In discussing these issues, I would be remiss if I did not reference the Bureau’s recent Request for Information on enforcing the law that is on point here – the Equal Credit Opportunity Act. We raised several issues related to ECOA that would ensure enforcement of an important law to prohibit lending discrimination while also promoting financial inclusion. So, in addition to carefully reviewing the Taskforce’s recommendations, we are also excited to consider the RFI comments to determine what further steps we can take to reduce friction in financial markets while protecting consumers.
The Taskforce also endorsed the Bureau’s focus on prevention of consumer harm but noted several ways we can further that goal in the use of our tools, particularly supervision and enforcement. While emphasizing the Bureau should not engage in regulation by enforcement, the Taskforce proposed we issue a policy statement on the concept of consumer harm and on determination of appropriate consumer restitution and civil penalties in matters that would reflect optimal redress and deterrence. It also endorsed issuance of Enforcement Highlights and a civil penalty matrix, and while these must be done thoughtfully, the Bureau should pursue both of those ideas.
As you will all see as you dig into this detailed report, the Bureau, along with other governmental bodies, will be able to use the Taskforce’s recommendations to modernize the framework of consumer financial law and regulation.
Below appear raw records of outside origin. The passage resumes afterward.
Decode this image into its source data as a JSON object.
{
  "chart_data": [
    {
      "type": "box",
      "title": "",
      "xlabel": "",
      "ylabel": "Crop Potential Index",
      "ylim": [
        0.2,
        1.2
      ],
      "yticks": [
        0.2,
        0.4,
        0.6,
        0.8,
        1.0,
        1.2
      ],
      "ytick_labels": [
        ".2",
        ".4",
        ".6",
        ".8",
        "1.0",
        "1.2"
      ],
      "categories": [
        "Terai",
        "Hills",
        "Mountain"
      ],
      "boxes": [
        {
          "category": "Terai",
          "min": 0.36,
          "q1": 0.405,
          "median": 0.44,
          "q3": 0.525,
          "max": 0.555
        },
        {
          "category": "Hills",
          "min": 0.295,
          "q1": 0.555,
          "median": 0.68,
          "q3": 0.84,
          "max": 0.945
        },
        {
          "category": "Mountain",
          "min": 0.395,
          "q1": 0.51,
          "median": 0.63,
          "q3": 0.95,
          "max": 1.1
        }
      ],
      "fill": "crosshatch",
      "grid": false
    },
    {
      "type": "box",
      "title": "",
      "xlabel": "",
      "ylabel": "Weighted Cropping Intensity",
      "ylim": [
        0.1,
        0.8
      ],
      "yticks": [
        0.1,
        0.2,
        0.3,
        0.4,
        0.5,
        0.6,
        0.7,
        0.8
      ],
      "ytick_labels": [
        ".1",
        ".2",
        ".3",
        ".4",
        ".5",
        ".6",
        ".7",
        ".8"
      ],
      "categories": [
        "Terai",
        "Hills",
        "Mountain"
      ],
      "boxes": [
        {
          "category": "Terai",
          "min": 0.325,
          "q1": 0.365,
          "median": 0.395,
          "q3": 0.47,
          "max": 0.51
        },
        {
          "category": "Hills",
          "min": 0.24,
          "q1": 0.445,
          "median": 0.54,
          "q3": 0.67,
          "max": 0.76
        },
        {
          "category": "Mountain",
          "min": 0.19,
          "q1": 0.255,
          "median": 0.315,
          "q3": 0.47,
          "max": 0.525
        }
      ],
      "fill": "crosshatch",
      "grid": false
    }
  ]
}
However, as the earlier examples highlight, the Bureau is already committed to many of the recommended ideas presented in the report. As such, these recommendations will not require us to build a new path forward, but they will help to better define and illuminate our current path.
I want to thank everyone for joining us today. I also want to reiterate my thanks to Todd and all the members of the Taskforce. Their efforts over this past year, along with all the Bureau’s associated efforts, will ensure we are best equipped to protect consumers by maintaining a fair, competitive, and transparent financial marketplace. Thank you.